Anak Sering Bertanya Banyak Hal? Ini Cara Jawabnya!

Saya selalu saja kehabisan akal menghadapi pertanyaan-pertanyaan aneh yang terlontar dari anak-anak saya. Seperti waktu putri saya, kala itu berusia 5 tahun, bertanya mengapa boneka babi kesayangannya tidak punya penis. Padahal itu boneka babi jantan, kan? Saat itu, betapa jelas keterbatasan saya dalam memberikan jawaban yang memuaskan.

Hampir tiap hari saya selalu dihadapkan pada pertanyaan-pertanyaan yang bikin puyeng seperti itu, biasanya ketika saya sedang sibuk menyiapkan makan malam atau menyetir mobil.

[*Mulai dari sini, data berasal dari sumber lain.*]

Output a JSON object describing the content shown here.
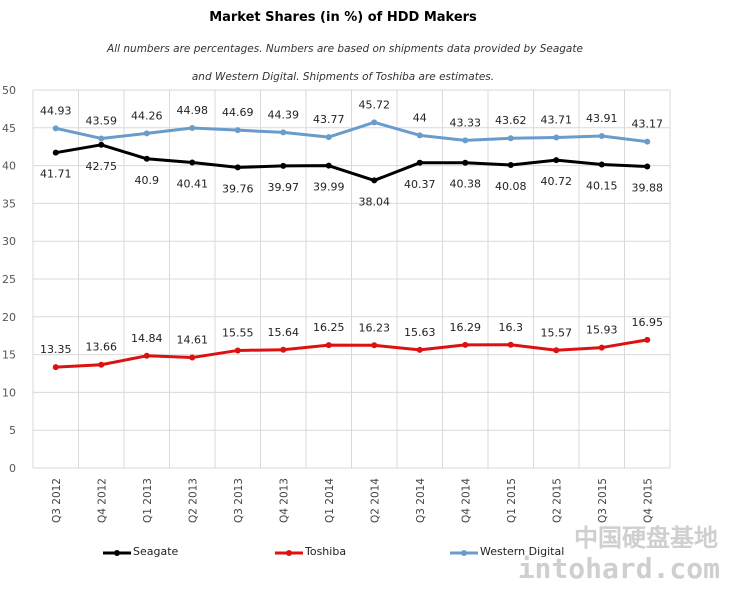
{
  "chart_data": {
    "type": "line",
    "title": "Market Shares (in %) of HDD Makers",
    "subtitle": [
      "All numbers  are percentages.  Numbers are based on  shipments data provided by Seagate",
      "and Western Digital. Shipments  of Toshiba are estimates."
    ],
    "xlabel": "",
    "ylabel": "",
    "ylim": [
      0,
      50
    ],
    "yticks": [
      0,
      5,
      10,
      15,
      20,
      25,
      30,
      35,
      40,
      45,
      50
    ],
    "grid": true,
    "legend_position": "bottom",
    "categories": [
      "Q3 2012",
      "Q4 2012",
      "Q1 2013",
      "Q2 2013",
      "Q3 2013",
      "Q4 2013",
      "Q1 2014",
      "Q2 2014",
      "Q3 2014",
      "Q4 2014",
      "Q1 2015",
      "Q2 2015",
      "Q3 2015",
      "Q4 2015"
    ],
    "series": [
      {
        "name": "Western Digital",
        "color": "#6a9ccb",
        "label_position": "above",
        "values": [
          44.93,
          43.59,
          44.26,
          44.98,
          44.69,
          44.39,
          43.77,
          45.72,
          44,
          43.33,
          43.62,
          43.71,
          43.91,
          43.17
        ],
        "labels": [
          "44.93",
          "43.59",
          "44.26",
          "44.98",
          "44.69",
          "44.39",
          "43.77",
          "45.72",
          "44",
          "43.33",
          "43.62",
          "43.71",
          "43.91",
          "43.17"
        ]
      },
      {
        "name": "Seagate",
        "color": "#000000",
        "label_position": "below",
        "values": [
          41.71,
          42.75,
          40.9,
          40.41,
          39.76,
          39.97,
          39.99,
          38.04,
          40.37,
          40.38,
          40.08,
          40.72,
          40.15,
          39.88
        ],
        "labels": [
          "41.71",
          "42.75",
          "40.9",
          "40.41",
          "39.76",
          "39.97",
          "39.99",
          "38.04",
          "40.37",
          "40.38",
          "40.08",
          "40.72",
          "40.15",
          "39.88"
        ]
      },
      {
        "name": "Toshiba",
        "color": "#dd1111",
        "label_position": "above",
        "values": [
          13.35,
          13.66,
          14.84,
          14.61,
          15.55,
          15.64,
          16.25,
          16.23,
          15.63,
          16.29,
          16.3,
          15.57,
          15.93,
          16.95
        ],
        "labels": [
          "13.35",
          "13.66",
          "14.84",
          "14.61",
          "15.55",
          "15.64",
          "16.25",
          "16.23",
          "15.63",
          "16.29",
          "16.3",
          "15.57",
          "15.93",
          "16.95"
        ]
      }
    ],
    "legend_order": [
      "Seagate",
      "Toshiba",
      "Western Digital"
    ]
  },
  "watermark": {
    "line1": "中国硬盘基地",
    "line2": "intohard.com"
  }
}
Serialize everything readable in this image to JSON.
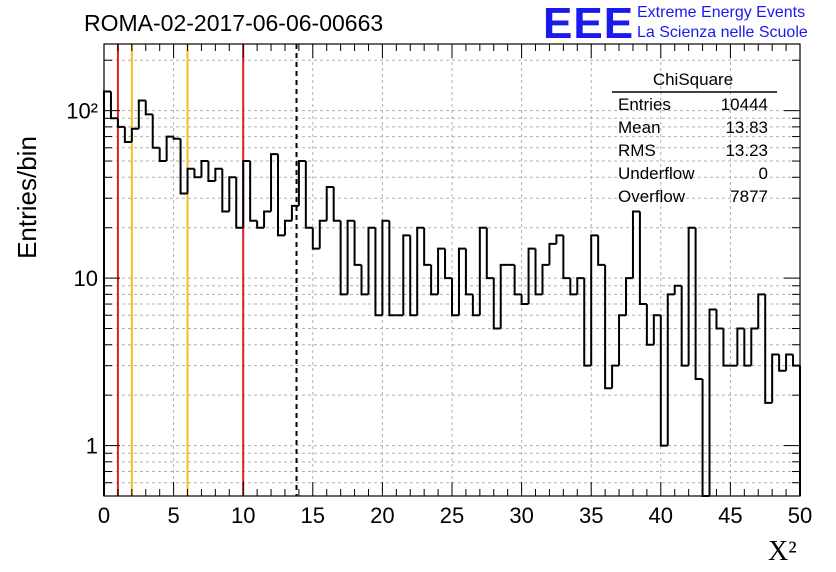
{
  "title": "ROMA-02-2017-06-06-00663",
  "logo": {
    "mark": "EEE",
    "line1": "Extreme Energy Events",
    "line2": "La Scienza nelle Scuole",
    "color": "#1a1aee"
  },
  "stats": {
    "name": "ChiSquare",
    "rows": [
      {
        "label": "Entries",
        "value": "10444"
      },
      {
        "label": "Mean",
        "value": "13.83"
      },
      {
        "label": "RMS",
        "value": "13.23"
      },
      {
        "label": "Underflow",
        "value": "0"
      },
      {
        "label": "Overflow",
        "value": "7877"
      }
    ]
  },
  "chart_data": {
    "type": "bar",
    "histogram": true,
    "xlabel": "X²",
    "ylabel": "Entries/bin",
    "xlim": [
      0,
      50
    ],
    "ylim": [
      0.5,
      250
    ],
    "log_y": true,
    "grid": true,
    "bin_width": 0.5,
    "x_ticks": [
      "0",
      "5",
      "10",
      "15",
      "20",
      "25",
      "30",
      "35",
      "40",
      "45",
      "50"
    ],
    "y_ticks": [
      {
        "value": 1,
        "label": "1"
      },
      {
        "value": 10,
        "label": "10"
      },
      {
        "value": 100,
        "label": "10²"
      }
    ],
    "values": [
      130,
      90,
      80,
      65,
      78,
      115,
      95,
      60,
      50,
      70,
      68,
      32,
      45,
      40,
      50,
      38,
      45,
      25,
      40,
      20,
      50,
      22,
      20,
      25,
      55,
      18,
      22,
      27,
      50,
      20,
      15,
      22,
      35,
      22,
      8,
      22,
      12,
      8,
      20,
      6,
      22,
      6,
      6,
      18,
      6,
      20,
      12,
      8,
      15,
      10,
      6,
      15,
      8,
      6,
      20,
      10,
      5,
      12,
      12,
      8,
      7,
      15,
      8,
      12,
      16,
      18,
      10,
      8,
      10,
      3,
      18,
      12,
      2.2,
      3,
      6,
      10,
      25,
      7,
      4,
      6,
      1,
      8,
      9,
      3,
      20,
      2.5,
      0.5,
      6.5,
      5,
      3,
      3,
      5,
      3,
      5,
      8,
      1.8,
      3.5,
      2.8,
      3.5,
      3
    ],
    "vertical_lines": [
      {
        "x": 1,
        "color": "#dd2020",
        "style": "solid"
      },
      {
        "x": 2,
        "color": "#f0c020",
        "style": "solid"
      },
      {
        "x": 6,
        "color": "#f0c020",
        "style": "solid"
      },
      {
        "x": 10,
        "color": "#dd2020",
        "style": "solid"
      },
      {
        "x": 13.83,
        "color": "#000000",
        "style": "dashed"
      }
    ]
  }
}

Apa makanan tikus got? Kenapa ibu punya nenen tapi ayah tidak? Setelah duapuluh-belas, ada angka berapa?

Terima sajalah. Kalau sudah bersama anak-anak, nyaris tidak ada topik yang tidak dibahas. Dan meski saya tak bisa menjawab soal duapuluh-belas (atau, soal kebiasaan makan tikus got), saya menemukan jawaban untuk pertanyaan-pertanyaan yang mungkin pernah Anda lontarkan.

Kok, anak bertanya terus, sih?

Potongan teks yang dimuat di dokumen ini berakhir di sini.